Dalam beberapa dekade terakhir, ekonomi Barat yang kaya telah dituduh mengabaikan hubungan ekonomi dan diplomatik mereka dengan negara berkembang, dan China melangkah masuk ke celah tersebut.

Sebagai bagian dari inisiatif ekonomi "Belt and Road", China telah menginvestasikan miliaran dolar dalam proyek-proyek infrastruktur di Afrika, Amerika Selatan, dan Asia, hingga meningkatkan pengaruh politik dan ekonominya.

Sementara itu, konsumen di negara berkembang telah diuntungkan dari masuknya barang-barang China dengan harga murah. "Tidak diragukan lagi, ini telah menjadi anugerah besar bagi negara-negara tersebut dalam jangka pendek," kata Jordan.

Namun integrasi yang lebih dekat dengan ekonomi China harus dibayar mahal. Ketika ekonomi negara-negara berkembang menjadi lebih erat dengan China, volume impor China yang murah terus meningkat.

Pada akhirnya banjir produk impor China menghambat industri lokal, beberapa di antaranya berusaha untuk menempati bagian dari ekonomi global yang mereka harapkan akan dikosongkan China karena menjadi lebih maju, menurut laporan baru-baru ini oleh Rhodium Group.

Laporan tersebut menunjuk ke bidang-bidang seperti tekstil dan manufaktur baja.

Mingda Qiu, seorang analis senior di Eurasia Group mengatakan, bahwa negara-negara berkembang lebih memilih janji dari China untuk berinvestasi dan membangun rantai pasokan domestik, daripada "membanjiri pasar mereka dengan barang-barang murah."

"Industri tidak dapat bersaing dengan banjir produk China yang disubsidi."

Pada saat yang sama, para kritikus menyoroti proyek 'Belt and Road' Beijing atau yang dikenal sebagai jalur sutra modern dengan menyerukan negara-negara berkembang untuk melawan pengaruh China.

Jonathan Ward, seorang rekan senior di Hudson Center di Washington, DC mengatakan, bahwa "negara-negara berkembang masih memiliki kesempatan untuk mempertahankan kedaulatan, kebebasan ekonomi, dan kemakmuran masa depan mereka – jika mereka mendorong kembali China bersama dengan Amerika Serikat,"

Dilema China

China tidak menunjukkan tanda-tanda mengurangi volume basis manufakturnya, atau melepaskan dominasinya di pasar ekspor global.
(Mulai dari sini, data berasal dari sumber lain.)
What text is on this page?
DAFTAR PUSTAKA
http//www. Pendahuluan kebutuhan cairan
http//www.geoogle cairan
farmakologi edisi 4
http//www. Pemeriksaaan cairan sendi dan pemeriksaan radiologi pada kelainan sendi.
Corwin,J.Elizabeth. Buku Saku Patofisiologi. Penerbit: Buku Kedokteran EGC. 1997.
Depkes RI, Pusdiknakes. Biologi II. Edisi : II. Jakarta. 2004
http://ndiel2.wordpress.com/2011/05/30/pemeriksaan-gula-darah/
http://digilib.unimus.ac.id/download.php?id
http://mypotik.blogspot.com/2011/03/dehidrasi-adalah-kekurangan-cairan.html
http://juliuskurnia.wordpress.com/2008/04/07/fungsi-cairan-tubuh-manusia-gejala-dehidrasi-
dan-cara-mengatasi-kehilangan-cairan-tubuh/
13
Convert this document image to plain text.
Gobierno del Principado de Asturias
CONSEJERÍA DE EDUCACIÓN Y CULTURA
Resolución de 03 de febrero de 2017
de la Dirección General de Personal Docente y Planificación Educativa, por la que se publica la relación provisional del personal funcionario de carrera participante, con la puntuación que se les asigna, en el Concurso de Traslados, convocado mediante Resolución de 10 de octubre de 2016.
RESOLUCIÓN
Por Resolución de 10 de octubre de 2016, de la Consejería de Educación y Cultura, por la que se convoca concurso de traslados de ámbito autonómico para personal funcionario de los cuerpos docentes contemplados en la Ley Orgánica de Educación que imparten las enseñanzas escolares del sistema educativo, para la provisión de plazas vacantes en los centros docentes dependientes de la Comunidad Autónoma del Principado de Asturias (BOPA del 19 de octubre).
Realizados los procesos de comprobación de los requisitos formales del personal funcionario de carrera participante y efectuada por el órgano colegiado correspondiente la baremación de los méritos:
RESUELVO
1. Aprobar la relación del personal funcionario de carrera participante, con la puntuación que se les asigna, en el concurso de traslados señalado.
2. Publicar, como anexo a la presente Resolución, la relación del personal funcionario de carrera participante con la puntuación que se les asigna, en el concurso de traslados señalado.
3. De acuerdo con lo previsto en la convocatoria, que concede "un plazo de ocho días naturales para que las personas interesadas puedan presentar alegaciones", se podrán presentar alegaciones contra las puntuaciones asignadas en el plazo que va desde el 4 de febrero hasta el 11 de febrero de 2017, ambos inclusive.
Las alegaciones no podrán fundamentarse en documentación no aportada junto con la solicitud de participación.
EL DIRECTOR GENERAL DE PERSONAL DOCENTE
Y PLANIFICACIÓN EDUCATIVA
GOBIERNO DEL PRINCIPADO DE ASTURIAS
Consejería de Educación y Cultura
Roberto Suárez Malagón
Sebagian besar disebabkan karena China sedang mencoba memperbaiki ekonomi domestiknya sendiri.

Dengan demikian, China mengandalkan basis manufaktur dan ekspornya, yang telah lama menjadi inti dari kekuatan ekonominya. Dalam beberapa tahun terakhir, ia telah berkembang untuk mendominasi pasar teknologi hijau seperti panel surya dan kendaraan elektronik.

"China memandang posisinya sebagai pusat rantai nilai global sebagai keunggulan strategis, dan basis manufaktur berorientasi ekspor yang masif memberikan manfaat ekonomi yang sangat besar dalam hal lapangan kerja yang stabil dan peningkatan teknologi," kata Yordania.

Dia menambahkan, bahwa China percaya dapat menahan tekanan dari Barat dan "menggagalkan pembalasan dari negara berkembang" dengan memanfaatkan kekuatan ekonomi dan politiknya. "Ada tingkat keyakinan yang tinggi bahwa ekspor akan terus menjadi sumber pertumbuhan yang dapat diandalkan," katanya.

Sementara itu, keretakan yang berkembang dengan ekonomi Barat telah membuat eksportir China lebih bergantung pada pasar negara berkembang.

"Inti dari upaya Tiongkok untuk mengimbangi penolakan yang berkembang dari demokrasi industri maju adalah peningkatan keterlibatan ekonomi dengan negara-negara berkembang," kata Ali Wyne, seorang peneliti senior di Crisis Group di Washington, DC.

"Kurangnya konsumsi domestik dan meningkatnya ketegangan perdagangan dengan negara-negara maju berarti bahwa tidak ada solusi untuk tantangan yang ada saat ini," kata Wyne.